Workers

A worker is the runtime loop that turns queued durable runs into task attempts. Core has two storage-acquisition modes, poll and drain, both built on executeNext(options), plus a separate transport-driven executeDelivery(message, options) path.

runNow() is the current-process exception: it creates and leases one new run atomically, then reuses the same post-lease execution path workers use. It is covered separately because it must not scan storage or execute an unrelated queued run. See Current-Process Execution.

Use polling workers in application processes that should execute background work continuously:

import { WorkerMode } from '@runlane/core'

import { emailQueue } from './queues'

const worker = runlane.worker({
  mode: WorkerMode.Poll,
  queues: [emailQueue],
  concurrency: 4,
})

// During process shutdown:
await worker.stop()

runlane.worker() starts immediately and returns a handle.

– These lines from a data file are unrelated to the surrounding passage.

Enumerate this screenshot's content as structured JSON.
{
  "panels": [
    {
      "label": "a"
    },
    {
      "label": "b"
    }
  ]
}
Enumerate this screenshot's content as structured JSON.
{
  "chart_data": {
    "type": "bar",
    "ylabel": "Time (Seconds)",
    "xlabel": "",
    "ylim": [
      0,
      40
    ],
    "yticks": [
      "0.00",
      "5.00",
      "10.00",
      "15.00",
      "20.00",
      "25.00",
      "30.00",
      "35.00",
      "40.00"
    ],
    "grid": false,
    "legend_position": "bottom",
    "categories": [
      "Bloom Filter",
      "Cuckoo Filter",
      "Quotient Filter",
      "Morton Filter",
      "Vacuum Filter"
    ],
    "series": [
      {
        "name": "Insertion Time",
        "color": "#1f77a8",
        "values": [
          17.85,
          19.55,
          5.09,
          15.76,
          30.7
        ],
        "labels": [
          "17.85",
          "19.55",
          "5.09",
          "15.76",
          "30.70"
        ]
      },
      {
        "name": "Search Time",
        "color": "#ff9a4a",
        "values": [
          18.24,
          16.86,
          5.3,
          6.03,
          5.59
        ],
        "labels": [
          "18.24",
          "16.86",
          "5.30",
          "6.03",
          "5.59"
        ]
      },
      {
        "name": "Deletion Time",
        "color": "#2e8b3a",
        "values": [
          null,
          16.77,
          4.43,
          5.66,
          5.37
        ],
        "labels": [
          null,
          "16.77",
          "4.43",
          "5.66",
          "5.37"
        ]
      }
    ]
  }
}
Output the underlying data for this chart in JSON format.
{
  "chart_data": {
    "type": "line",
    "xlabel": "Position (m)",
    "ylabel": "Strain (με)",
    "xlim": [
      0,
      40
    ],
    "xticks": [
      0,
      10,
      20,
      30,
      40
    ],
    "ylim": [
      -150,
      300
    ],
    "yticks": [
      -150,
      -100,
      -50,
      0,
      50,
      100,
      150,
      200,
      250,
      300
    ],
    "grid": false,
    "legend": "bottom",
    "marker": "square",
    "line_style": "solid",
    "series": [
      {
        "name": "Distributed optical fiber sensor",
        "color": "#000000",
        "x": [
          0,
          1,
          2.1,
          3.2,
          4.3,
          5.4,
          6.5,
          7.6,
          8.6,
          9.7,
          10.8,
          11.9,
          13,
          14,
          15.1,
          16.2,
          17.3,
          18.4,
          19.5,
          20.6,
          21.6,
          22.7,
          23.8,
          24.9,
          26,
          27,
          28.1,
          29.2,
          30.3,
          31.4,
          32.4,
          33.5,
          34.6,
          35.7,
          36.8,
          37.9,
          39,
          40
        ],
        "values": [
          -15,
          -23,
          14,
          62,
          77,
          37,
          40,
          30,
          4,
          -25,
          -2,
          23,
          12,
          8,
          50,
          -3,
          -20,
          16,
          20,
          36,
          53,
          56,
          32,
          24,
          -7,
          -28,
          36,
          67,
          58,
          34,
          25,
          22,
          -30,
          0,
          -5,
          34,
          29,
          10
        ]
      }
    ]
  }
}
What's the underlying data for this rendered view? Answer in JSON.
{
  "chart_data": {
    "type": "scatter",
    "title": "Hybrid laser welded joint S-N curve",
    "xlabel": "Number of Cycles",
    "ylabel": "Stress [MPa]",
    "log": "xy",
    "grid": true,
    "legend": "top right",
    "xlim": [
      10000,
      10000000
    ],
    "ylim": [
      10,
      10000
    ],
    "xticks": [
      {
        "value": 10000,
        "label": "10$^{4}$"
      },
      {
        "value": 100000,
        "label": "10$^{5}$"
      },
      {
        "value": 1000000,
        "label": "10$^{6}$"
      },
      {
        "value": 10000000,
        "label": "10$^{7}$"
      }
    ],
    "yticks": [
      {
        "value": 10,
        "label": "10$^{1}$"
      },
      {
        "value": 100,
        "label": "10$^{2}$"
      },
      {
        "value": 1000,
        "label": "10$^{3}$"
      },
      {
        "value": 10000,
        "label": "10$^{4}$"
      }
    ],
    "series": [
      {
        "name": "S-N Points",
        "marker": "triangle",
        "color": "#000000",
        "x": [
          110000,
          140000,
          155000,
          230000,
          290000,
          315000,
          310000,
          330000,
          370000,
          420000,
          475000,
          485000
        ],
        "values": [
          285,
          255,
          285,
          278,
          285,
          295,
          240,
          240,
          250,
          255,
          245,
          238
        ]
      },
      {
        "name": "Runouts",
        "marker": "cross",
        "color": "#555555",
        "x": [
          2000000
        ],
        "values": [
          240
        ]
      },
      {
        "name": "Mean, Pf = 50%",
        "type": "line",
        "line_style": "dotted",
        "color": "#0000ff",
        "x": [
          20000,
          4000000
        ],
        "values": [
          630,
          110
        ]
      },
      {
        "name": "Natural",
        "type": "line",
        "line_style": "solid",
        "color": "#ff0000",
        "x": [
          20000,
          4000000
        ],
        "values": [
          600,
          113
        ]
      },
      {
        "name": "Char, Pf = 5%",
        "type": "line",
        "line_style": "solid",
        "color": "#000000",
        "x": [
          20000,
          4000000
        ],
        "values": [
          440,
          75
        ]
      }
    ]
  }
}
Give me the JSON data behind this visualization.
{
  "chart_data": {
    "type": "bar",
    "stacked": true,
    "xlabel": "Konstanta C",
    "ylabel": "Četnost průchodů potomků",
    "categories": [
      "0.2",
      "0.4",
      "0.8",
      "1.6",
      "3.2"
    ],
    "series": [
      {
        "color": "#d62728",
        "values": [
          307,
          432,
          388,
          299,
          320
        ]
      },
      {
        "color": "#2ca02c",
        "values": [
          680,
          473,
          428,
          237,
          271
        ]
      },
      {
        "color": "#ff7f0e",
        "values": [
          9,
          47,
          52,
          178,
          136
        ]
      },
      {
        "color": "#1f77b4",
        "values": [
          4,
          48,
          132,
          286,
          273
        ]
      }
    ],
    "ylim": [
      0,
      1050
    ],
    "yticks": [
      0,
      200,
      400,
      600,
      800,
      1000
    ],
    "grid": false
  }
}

Omitting mode preserves the default polling behavior.

For production deployments that should use only Postgres, compose postgresPollingLane() from @runlane/lane-postgres-polling and run WorkerMode.Poll workers. That is the prescribed EC2, ECS, Fargate, Kubernetes, or systemd path when you do not want SQS. The lane uses lane.delivery.mode: 'storage_polling', so the worker acquires runnable work by scanning and leasing runs from Postgres.

Worker Handle

The worker handle separates passive state from actions:

const worker = runlane.worker({ mode: WorkerMode.Poll })

await worker.closed

worker.closed is a Promise<void> property, not a function. It is the same terminal promise every time it is read, and it settles when every worker slot has exited. Await it when the process should stay alive until the worker exits naturally or fails.

worker.stop() is the action. It aborts the worker signal, waits for active attempts to finish cooperatively, and then returns the same terminal result represented by worker.closed.

process.once('SIGTERM', () => {
  void worker.stop()
})

Await worker.closed or worker.stop() to observe worker loop failures. The handle attaches an internal rejection handler only to prevent unhandled promise warnings.

Execution Options

runlane.worker() options:

Option	Default	Valid with	What it controls
`mode`	`WorkerMode.Poll`	worker	`Poll` keeps scanning until stopped; `Drain` exits when current due work is gone or `maxRuns` is reached.
`queues`	All registered runtime queues	worker, `executeNext()`	Queue definitions this storage-acquisition path may claim from.
`concurrency`	`1`	worker	Local process slots. This is not durable queue capacity.
`emptyPollDelay`	`100ms`	poll worker only	Sleep after an empty storage scan.
`maxRuns`	No limit	drain worker only	Maximum successfully executed runs before drain exits. Lost claims and abandoned attempts do not count.
`leaseDuration`	`contractDefaults.lease.duration` (`5m`)	worker, `executeNext()`	Durable ownership window written when a run is claimed and on each heartbeat.
`heartbeatInterval`	Half of `leaseDuration`	worker, `executeNext()`	How often core writes `run.lease_heartbeat` while user code is still running. Must be shorter than `leaseDuration`.
`maxAttemptDuration`	Task-level `maxAttemptDuration`	worker, `executeNext()`	Maximum wall-clock duration for one claimed attempt. Heartbeats do not extend this deadline.
`onRunExecuted`	None	worker	Worker-local callback after a worker slot persists the run's final state for one attempt. Use runtime Observability for durable run-event telemetry across trigger, maintenance, delivery, and worker paths.
`signal`	None	worker, `executeNext()`	Cooperative stop/cancel signal linked into `TaskContext.signal`.
`workerId`	Runtime worker id	worker, `executeNext()`	Diagnostic owner recorded on leases. It does not route work.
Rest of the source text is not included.